2. Shrinkage Methods

This is an approach which we can use to shrink coefficient estimates towards zero by constraining or regularizing coefficients. Shrinking coefficients results in reduced variance. The two of the common shrinkage methods are ridge regression and lasso. These two can also be viewed as improved linear models by reducing the complexity.

I. Ridge Regression

This is similar to using least squares. The objective is to make RSS small, so that the model fits the data. Therefore, ridge regression introduces tuning parameter and shrinkage penalty to estimate coefficients towards zero. In least squares setting, it generates only a one set of coefficients. However, in this approach, it returns a different set of coefficients estimates for each value of tuning parameter. The value for tuning parameter is chosen using the cross-validation approach.

Drawbacks

  • Includes all predictor variables in the final model. It doesn’t exactly make coefficients to zero. However, this is not an issue for accuracy.
  • Interpretability becomes challenging, when you have predictor variables almost close to 0 in the presence of large number of predictor variables.

II. Lasso

This is similar to ridge regression except that tuning parameter can force to make coefficient estimates to zero.

Advantages

  • Shirnks coefficient estimates to be exactly 0
  • Much easier to inpret than ridge regression models
  • Returns sparse models that have only a subset of predictor variables

3. Dimension Reduction Methods

In this approach, predictor variables are transformed and then fitted to least squares model. The main target is to estimate lesser number of coefficients (M) which is M < p.

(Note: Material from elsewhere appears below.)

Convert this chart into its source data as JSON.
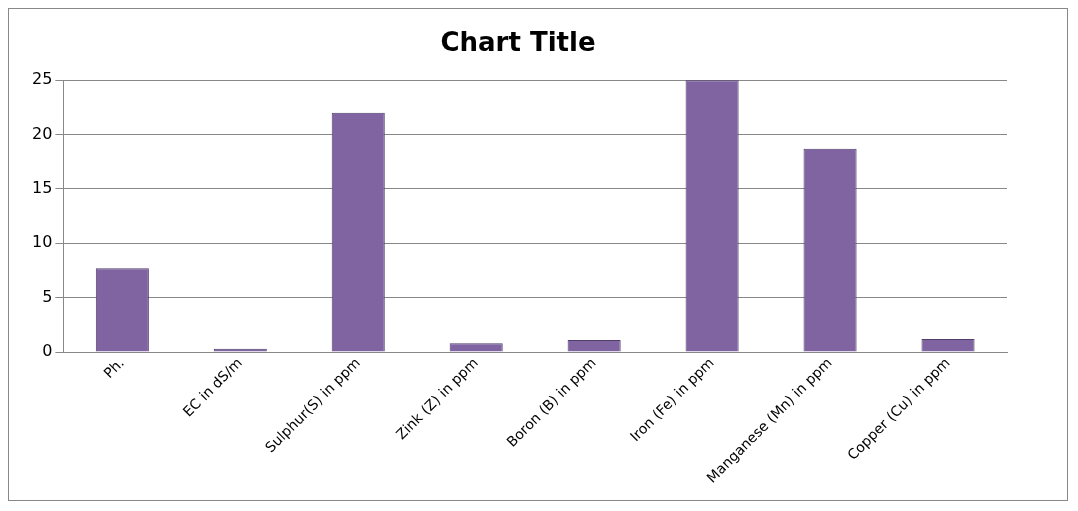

Principle component regression (PCR) and partial least squares (PLS)  are some of the popular approaches for deriving low-dimensional set of predictors. These two can also be viewed as improved linear models by reducing the complexity.

I. Principle Component Regression (PCR)

In principle component analysis (PCA), when we plot an output variable with a predictor variable, the first principle component defines the line that represents as close as possible to the data. The maximum number of distinct components that we can have is equal to number of predictors.

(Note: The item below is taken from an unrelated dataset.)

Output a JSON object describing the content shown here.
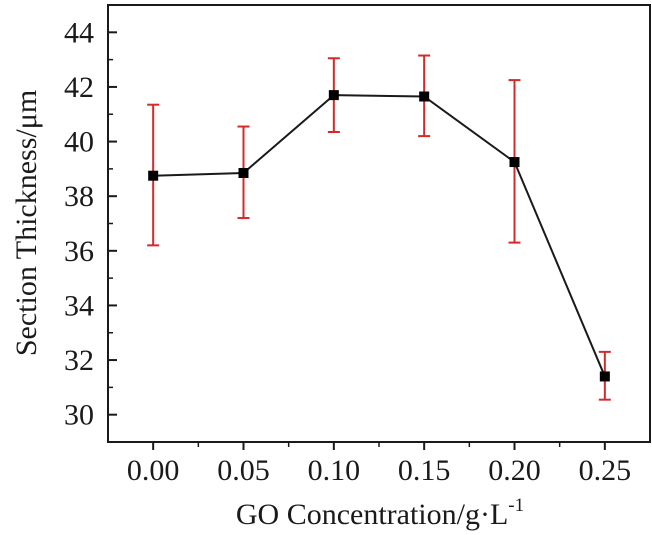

In this approach, we construct the first M principle components and we use these components as predictors to fit a linear regression model using least squares. The number of principle components that we use in the model are decided using cross-validation approach. If the predictor variables are measured in different units, then we need to standardize the predictor variables.

Drawbacks

  • Identifies directions in an unsupervised way without using the output variable. That is output doesn’t supervise the identification of principle components.
  • There is no guarantee predictions will be on the same direction

II. Partial Least Squares (PLS)

This is a supervised alternative to PCR. This method uses both predictors and output variable to find directions. Predictor variables should be standardized. This approach may reduce the bias, however it is possible that it may increase the variance.

High Dimensional Setting

When there are large number of predictor variables with small number of observations, we call it a “high dimensional” problem. Dimension here refers to the size of p.

p >> n : high dimensional (data sets containing more predictors than observations)

p << n : low dimensional (data sets containing less predictors than observations)

Problems in High Dimensional Setting

  • Can’t use C_p, AIC, and BIC 
  • Can’t use adjusted R^2
  • Multicollinearity gets worse
  • Should not use sum of squared errors, p-values, R^2 for model fit on training data

Regression in High Dimensional Setting

  • Can use forward stepwise selection, ridge regression, principle component regression and lasso
  • Report results on an independent test data set rather on the training data set (MSE or R^2) or on cross-validation errors

Curse of Dimensionality

This occurs when the number of predictors increase. That is when p increases, quality of the fitted model decreases. While having truly associated predictors reduces the test error, noisy predictors deteriorate the quality of the fitted model by increasing test error.